The sudden lifting of restrictions to benefit the majority simply limits options for the minority. This is proved by the findings of the Coronavirus and learning disabilities study funded by UK Research and Innovation. It shows that the lifting of last summer’s restrictions made life more restricted for learning disabled people. More than half the 500 people surveyed still worried about leaving the house. Only one in 10 said their lives had returned to normal.

The charity Sibs, which helps disabled people’s siblings and which I chair, recently launched a project to support those still living cautiously to keep their brothers or sisters safe.

Louise Gascoine is worried about her brother who has a learning disability, complex health needs and is clinically extremely vulnerable. Gascoine, who is clinically extremely vulnerable herself, says: “I feel so very sad and angry about how removing restrictions places more limits on my brother – limits on where he can go, who he can see, on doing the things that bring him joy. All of these restrictions being suddenly lifted when we’ve shielded him for the entirety of the pandemic, it just doesn’t feel safe to emerge from shielding at all.”

Gascoine, who lives in the northeast of England, says she will continue to wear a mask and avoid indoor spaces outside of home: “I long for the day my brother and I can return to doing the things we love, but so many people are being sucked in by the narrative of ‘everything is okay’, I’m left wondering what kind of life outside of shielding we’ll ever go back to.”

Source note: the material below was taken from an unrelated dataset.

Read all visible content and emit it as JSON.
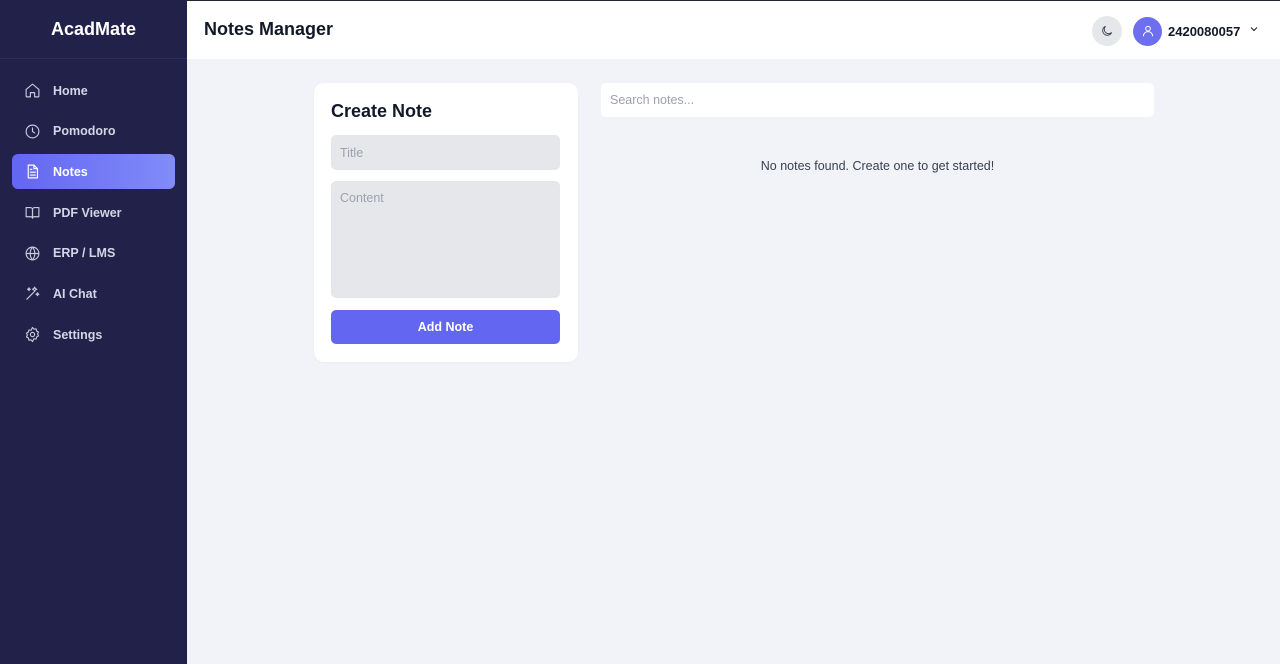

Natasha Fenwick, from Hampshire, has similar concerns for her learning disabled and clinically extremely vulnerable sister: “My sister lives in a care home and has been shielding for the last two years. In recent months she has finally been able to go out twice a week, to two specific, controlled places, but a return to normal activities is still a long way off for her. Without masks and other protections, I’m worried this will be prolonged even further, and I’m concerned about the effect on her mental wellbeing.”

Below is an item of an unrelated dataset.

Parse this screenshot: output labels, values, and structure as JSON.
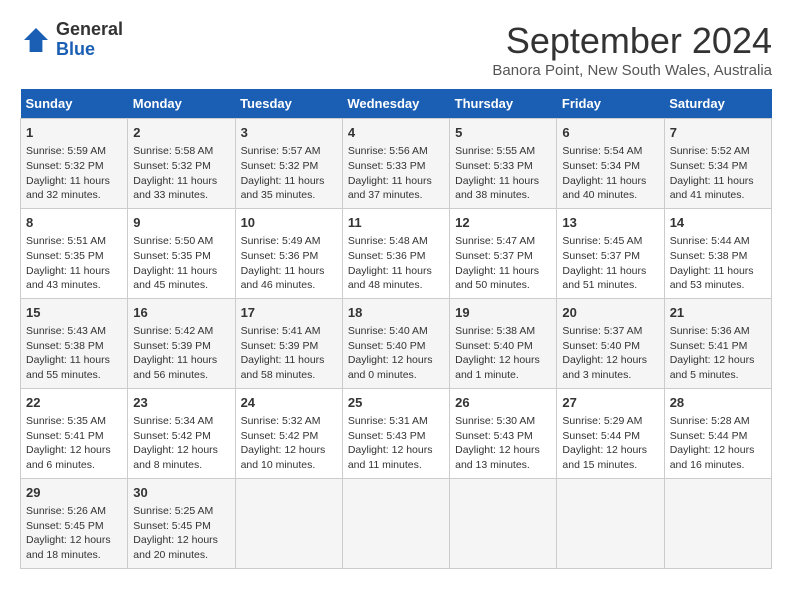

We will continue to wear masks but this does not make us killjoys, cowards or opponents of liberty. We simply understand extra protections are needed for a little longer in the interests of people most at risk from Covid.

The decision to get rid of masks without a scrap of acknowledgement for the impact on disabled or clinically vulnerable people does not consider those who need the most support. In this government’s haste to embrace “living with the virus”, people who are already the least visible will be further excluded.